Monday, November 17, 2014

Top Ten Week - Day 2

This entire week will be devoted to various Top Ten lists culled from the ol' card stacks. Because why not. These are mostly based on favoritism as opposed to 'best'. My favorites are based on my own eclectic, fanciful whims. Yeah that's right. I have whims. And they're fanciful. Wanna fight about it?
Link to Day 1
Today, my top ten Reds.

10. Ernie Lombardi (1932-1941)

Gotta throw a pre-WWII guy in here. And who better than a Hall of Fame catcher know not only for great hitting (league leader in average in 1938) but exceptional catching. Oh and an NL MVP to boot. Also called "the slowest man to ever play major league baseball well." by Bill James. That's all I really needed to hear about him.

9. Aroldis Chapman (2010-present)

105.1 miles per hour. I'll stop there.

8. Jumbo Diaz

This magnificent bastard does not have a single regular-issue card. His only card period is a AAA Louisville Bats team issue, which I don't have. So I made a custom card. I spent a lot of time on it.

7. Rob Dibble (1988-1993)

The nastiest of the Nasty Boys, and by all accounts a huge prick during his playing days. But daggone it the man could bring the sauce on the mound. Plus, he got into a brawl in the locker room with his coach, Lou Piniella, which is just too good of a story.
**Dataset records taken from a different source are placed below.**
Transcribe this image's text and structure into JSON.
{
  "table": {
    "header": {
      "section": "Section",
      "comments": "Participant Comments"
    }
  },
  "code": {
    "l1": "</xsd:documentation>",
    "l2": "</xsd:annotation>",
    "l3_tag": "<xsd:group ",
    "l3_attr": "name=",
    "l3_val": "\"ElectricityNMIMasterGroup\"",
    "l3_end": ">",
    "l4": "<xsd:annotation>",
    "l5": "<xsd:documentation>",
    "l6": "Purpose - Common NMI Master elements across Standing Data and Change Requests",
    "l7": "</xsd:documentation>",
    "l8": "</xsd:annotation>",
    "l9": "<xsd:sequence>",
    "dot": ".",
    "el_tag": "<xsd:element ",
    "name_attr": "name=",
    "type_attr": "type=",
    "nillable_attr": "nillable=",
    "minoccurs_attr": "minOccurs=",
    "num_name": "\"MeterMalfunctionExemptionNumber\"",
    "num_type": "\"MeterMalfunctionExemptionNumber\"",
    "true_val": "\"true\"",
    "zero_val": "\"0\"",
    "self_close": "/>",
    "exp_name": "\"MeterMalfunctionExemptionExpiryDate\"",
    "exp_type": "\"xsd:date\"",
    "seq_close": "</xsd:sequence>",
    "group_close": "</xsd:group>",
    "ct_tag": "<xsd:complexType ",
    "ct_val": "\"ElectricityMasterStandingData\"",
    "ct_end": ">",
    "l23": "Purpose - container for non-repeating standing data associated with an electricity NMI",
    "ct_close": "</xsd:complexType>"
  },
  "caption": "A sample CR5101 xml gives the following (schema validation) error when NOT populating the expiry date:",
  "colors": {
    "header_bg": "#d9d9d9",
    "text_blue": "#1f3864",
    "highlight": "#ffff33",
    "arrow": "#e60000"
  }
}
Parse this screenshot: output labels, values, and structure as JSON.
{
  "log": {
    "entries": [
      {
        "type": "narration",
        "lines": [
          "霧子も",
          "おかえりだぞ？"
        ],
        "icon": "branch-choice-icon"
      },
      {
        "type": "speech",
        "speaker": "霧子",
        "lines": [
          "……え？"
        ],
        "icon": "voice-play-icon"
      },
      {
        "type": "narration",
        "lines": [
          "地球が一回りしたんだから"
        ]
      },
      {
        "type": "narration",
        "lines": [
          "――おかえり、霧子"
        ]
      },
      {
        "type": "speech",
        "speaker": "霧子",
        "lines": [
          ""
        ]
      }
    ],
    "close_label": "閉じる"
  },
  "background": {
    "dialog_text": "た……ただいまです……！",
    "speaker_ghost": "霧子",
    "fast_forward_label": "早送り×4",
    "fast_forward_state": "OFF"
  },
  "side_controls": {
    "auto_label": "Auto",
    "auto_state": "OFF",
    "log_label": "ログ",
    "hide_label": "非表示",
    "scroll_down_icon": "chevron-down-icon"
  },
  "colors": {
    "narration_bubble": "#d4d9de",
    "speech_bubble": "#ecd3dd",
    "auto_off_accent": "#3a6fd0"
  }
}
6. Ted Kluszewski (1947-1957)


5. Joe Oliver (1989-1994, 1996-1997)

My catcher love is showing. He caught the 1990 World Series, so I love him.

4. Johnny Bench (1967-1983)
Do I need to say anything here? No.

3. Chris Sabo (1988-1993, 1996)

Spuds was my favorite player as a kid, for no other reason than the RecSpecs. It's a stupid reason to have pledged loyalty to someone, but here we are. Rookie of the Year, 3x All Star, World Series ring. Also played my adulthood softball position, third base. I think he may be better at it.

2. Adam Dunn (2001-2008)

Swing hard. Swing often. Dunn is my boy.

1. Corky Miller (2001-2004, 2009-2010, 2013)
Corky Abraham Phillip Miller never played more than 39 games in a season over his 11 year career. He is a lifetime .193 hitter. He has hit 11 career home runs. But dammit, the kid's got moxie. Corky is loved in the Reds organization. He has likely played his last professional games after his 523rd appearance for the Reds AAA Louisville team, and by most accounts, he will get a coaching job of some sort. Oh, and he's a knuckleballer, with 7.2 innings of minor league pitching experience (two strikeouts!). He's one of the smartest catchers around, which will of course make him the greatest manager of all time. Just you wait.

Go Reds.


  1. My favorite thing about Corky Miller is the fact that his name actually IS Corky.

  2. I simply love that Ernie Lombardi card!